Carlo getta da parte il cadavere, e porgendo la mano a Gorello l'aiuta ad alzarsi.
Siete voi ferito?
Sì, Monsignore, e in più parti, ma non mortalmente, spero.
Ringraziato Dio e San Martino di Tours! Desiderate essere trasportato su la nostra galera?
Desidero che si cerchi di Maestro Armando; egli mi è stato compagno nella impresa, ma non l'ho più veduto al mio fianco.

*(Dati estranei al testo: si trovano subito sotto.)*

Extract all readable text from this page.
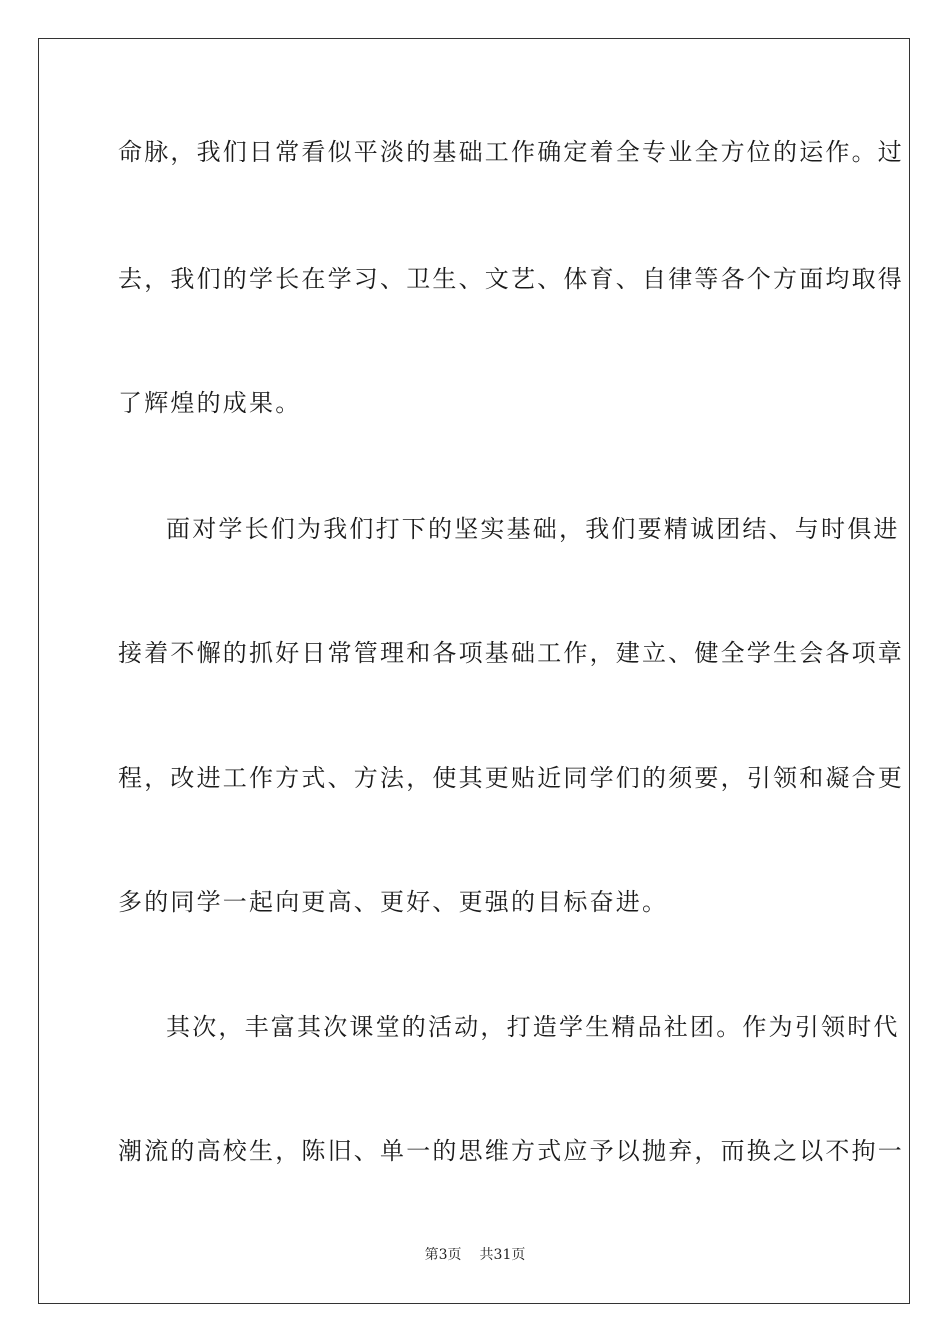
命脉，我们日常看似平淡的基础工作确定着全专业全方位的运作。过
去，我们的学长在学习、卫生、文艺、体育、自律等各个方面均取得
了辉煌的成果。
面对学长们为我们打下的坚实基础，我们要精诚团结、与时俱进
接着不懈的抓好日常管理和各项基础工作，建立、健全学生会各项章
程，改进工作方式、方法，使其更贴近同学们的须要，引领和凝合更
多的同学一起向更高、更好、更强的目标奋进。
其次，丰富其次课堂的活动，打造学生精品社团。作为引领时代
潮流的高校生，陈旧、单一的思维方式应予以抛弃，而换之以不拘一
第3页 共31页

Carlo ordinò che se ne facesse ricerca; poi vôltosi ai Siciliani, che se ne stavano prostrati, disse loro: "Alzatevi, voi avete fatto quello che è conceduto ad un uomo vivente di fare; voi non meritate questa umiliazione, e tolga Dio che noi abbiamo pensiero di darvela: la fortuna vi ha vinto, ma noi pregiamo la vostra prodezza, e vi ammiriamo; se tutti i vostri compagni somigliano a voi, ardua sarà la opera alla quale ci ha chiamato il Vaticano, ma degna di un figlio di Francia; così gloriosissima riuscirà a noi la nostra vittoria, e la sconfitta senza vergogna. – Ora procuriamo scampare dalla procella che tuttavia imperversa; guidateci voi, che io fido nella lealtà vostra, perchè i valorosi non furono mai traditori. Si chiami l'Ammiraglio."

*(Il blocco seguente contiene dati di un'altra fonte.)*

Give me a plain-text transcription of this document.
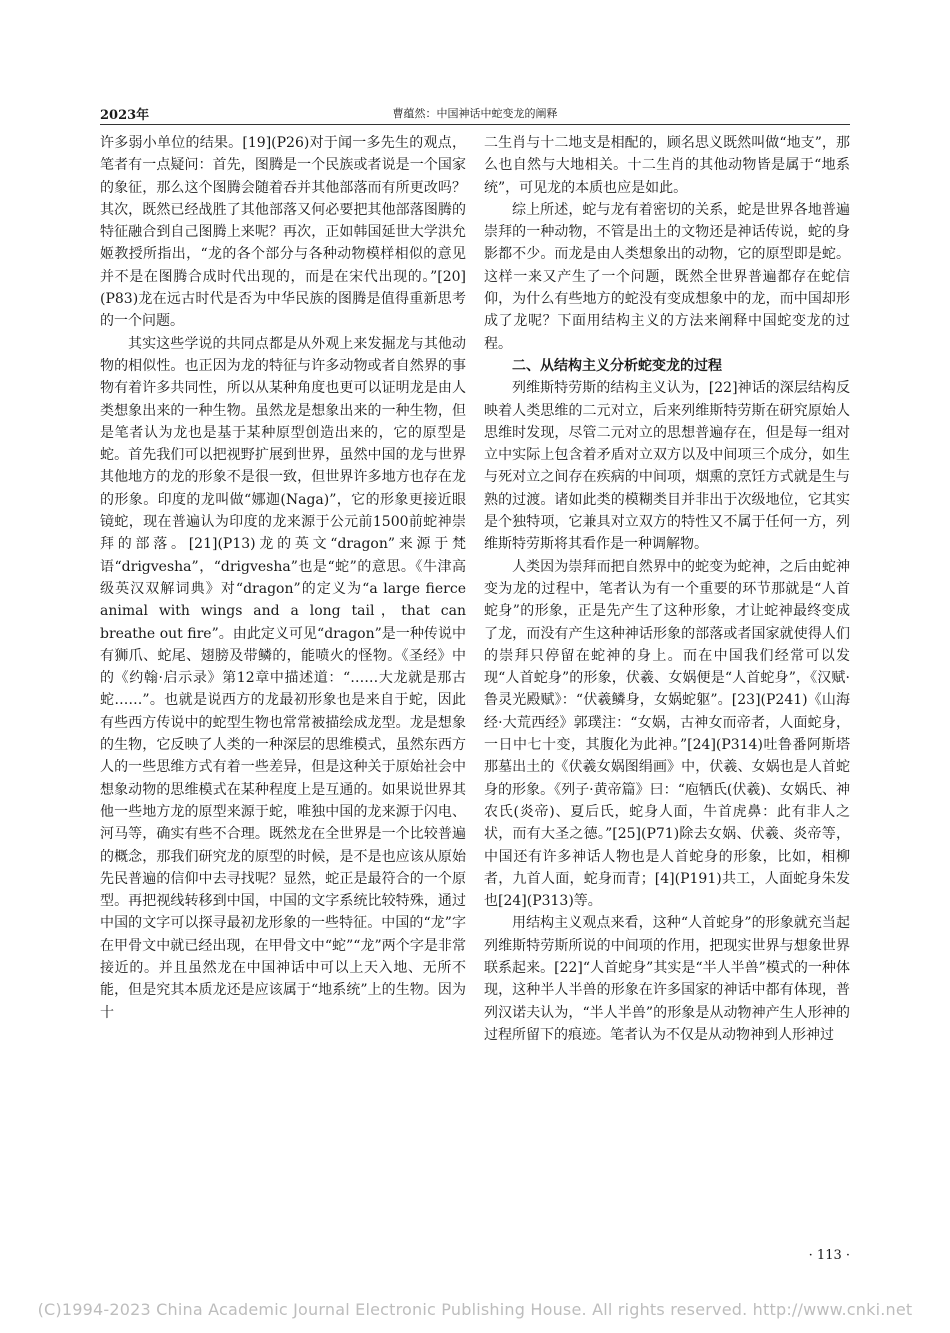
2023年	曹蕴然：中国神话中蛇变龙的阐释

许多弱小单位的结果。[19](P26)对于闻一多先生的观点，笔者有一点疑问：首先，图腾是一个民族或者说是一个国家的象征，那么这个图腾会随着吞并其他部落而有所更改吗？其次，既然已经战胜了其他部落又何必要把其他部落图腾的特征融合到自己图腾上来呢？再次，正如韩国延世大学洪允姬教授所指出，“龙的各个部分与各种动物模样相似的意见并不是在图腾合成时代出现的，而是在宋代出现的。”[20](P83)龙在远古时代是否为中华民族的图腾是值得重新思考的一个问题。

其实这些学说的共同点都是从外观上来发掘龙与其他动物的相似性。也正因为龙的特征与许多动物或者自然界的事物有着许多共同性，所以从某种角度也更可以证明龙是由人类想象出来的一种生物。虽然龙是想象出来的一种生物，但是笔者认为龙也是基于某种原型创造出来的，它的原型是蛇。首先我们可以把视野扩展到世界，虽然中国的龙与世界其他地方的龙的形象不是很一致，但世界许多地方也存在龙的形象。印度的龙叫做“娜迦(Naga)”，它的形象更接近眼镜蛇，现在普遍认为印度的龙来源于公元前1500前蛇神崇拜的部落。[21](P13)龙的英文“dragon”来源于梵语“drigvesha”，“drigvesha”也是“蛇”的意思。《牛津高级英汉双解词典》对“dragon”的定义为“a large fierce animal with wings and a long tail，that can breathe out fire”。由此定义可见“dragon”是一种传说中有狮爪、蛇尾、翅膀及带鳞的，能喷火的怪物。《圣经》中的《约翰·启示录》第12章中描述道：“……大龙就是那古蛇……”。也就是说西方的龙最初形象也是来自于蛇，因此有些西方传说中的蛇型生物也常常被描绘成龙型。龙是想象的生物，它反映了人类的一种深层的思维模式，虽然东西方人的一些思维方式有着一些差异，但是这种关于原始社会中想象动物的思维模式在某种程度上是互通的。如果说世界其他一些地方龙的原型来源于蛇，唯独中国的龙来源于闪电、河马等，确实有些不合理。既然龙在全世界是一个比较普遍的概念，那我们研究龙的原型的时候，是不是也应该从原始先民普遍的信仰中去寻找呢？显然，蛇正是最符合的一个原型。再把视线转移到中国，中国的文字系统比较特殊，通过中国的文字可以探寻最初龙形象的一些特征。中国的“龙”字在甲骨文中就已经出现，在甲骨文中“蛇”“龙”两个字是非常接近的。并且虽然龙在中国神话中可以上天入地、无所不能，但是究其本质龙还是应该属于“地系统”上的生物。因为十

二生肖与十二地支是相配的，顾名思义既然叫做“地支”，那么也自然与大地相关。十二生肖的其他动物皆是属于“地系统”，可见龙的本质也应是如此。

综上所述，蛇与龙有着密切的关系，蛇是世界各地普遍崇拜的一种动物，不管是出土的文物还是神话传说，蛇的身影都不少。而龙是由人类想象出的动物，它的原型即是蛇。这样一来又产生了一个问题，既然全世界普遍都存在蛇信仰，为什么有些地方的蛇没有变成想象中的龙，而中国却形成了龙呢？下面用结构主义的方法来阐释中国蛇变龙的过程。

二、从结构主义分析蛇变龙的过程

列维斯特劳斯的结构主义认为，[22]神话的深层结构反映着人类思维的二元对立，后来列维斯特劳斯在研究原始人思维时发现，尽管二元对立的思想普遍存在，但是每一组对立中实际上包含着矛盾对立双方以及中间项三个成分，如生与死对立之间存在疾病的中间项，烟熏的烹饪方式就是生与熟的过渡。诸如此类的模糊类目并非出于次级地位，它其实是个独特项，它兼具对立双方的特性又不属于任何一方，列维斯特劳斯将其看作是一种调解物。

人类因为崇拜而把自然界中的蛇变为蛇神，之后由蛇神变为龙的过程中，笔者认为有一个重要的环节那就是“人首蛇身”的形象，正是先产生了这种形象，才让蛇神最终变成了龙，而没有产生这种神话形象的部落或者国家就使得人们的崇拜只停留在蛇神的身上。而在中国我们经常可以发现“人首蛇身”的形象，伏羲、女娲便是“人首蛇身”，《汉赋·鲁灵光殿赋》：“伏羲鳞身，女娲蛇躯”。[23](P241)《山海经·大荒西经》郭璞注：“女娲，古神女而帝者，人面蛇身，一日中七十变，其腹化为此神。”[24](P314)吐鲁番阿斯塔那墓出土的《伏羲女娲图绢画》中，伏羲、女娲也是人首蛇身的形象。《列子·黄帝篇》曰：“庖牺氏(伏羲)、女娲氏、神农氏(炎帝)、夏后氏，蛇身人面，牛首虎鼻：此有非人之状，而有大圣之德。”[25](P71)除去女娲、伏羲、炎帝等，中国还有许多神话人物也是人首蛇身的形象，比如，相柳者，九首人面，蛇身而青；[4](P191)共工，人面蛇身朱发也[24](P313)等。

用结构主义观点来看，这种“人首蛇身”的形象就充当起列维斯特劳斯所说的中间项的作用，把现实世界与想象世界联系起来。[22]“人首蛇身”其实是“半人半兽”模式的一种体现，这种半人半兽的形象在许多国家的神话中都有体现，普列汉诺夫认为，“半人半兽”的形象是从动物神产生人形神的过程所留下的痕迹。笔者认为不仅是从动物神到人形神过

· 113 ·
(C)1994-2023 China Academic Journal Electronic Publishing House. All rights reserved. http://www.cnki.net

Così parlava Carlo, e Dio sa, che gli vedeva il cuore, con quanta simulazione. Quello che certo si è, egli non si sentiva punto disposto a lasciarsi condurre dai vinti, e già aveva detto a Gorello: "Voi sarete il Maestro;" ma come pratico delle cose del mondo, sapeva che quando non si può adoperare la diffidenza armata (che è la meglio), non rimane altro che la ostentazione della sicurezza; ed in fatti quella sua mezza vittoria non lo poneva in istato di deporre ogni timore intorno l'ardire e la forza dei nemici.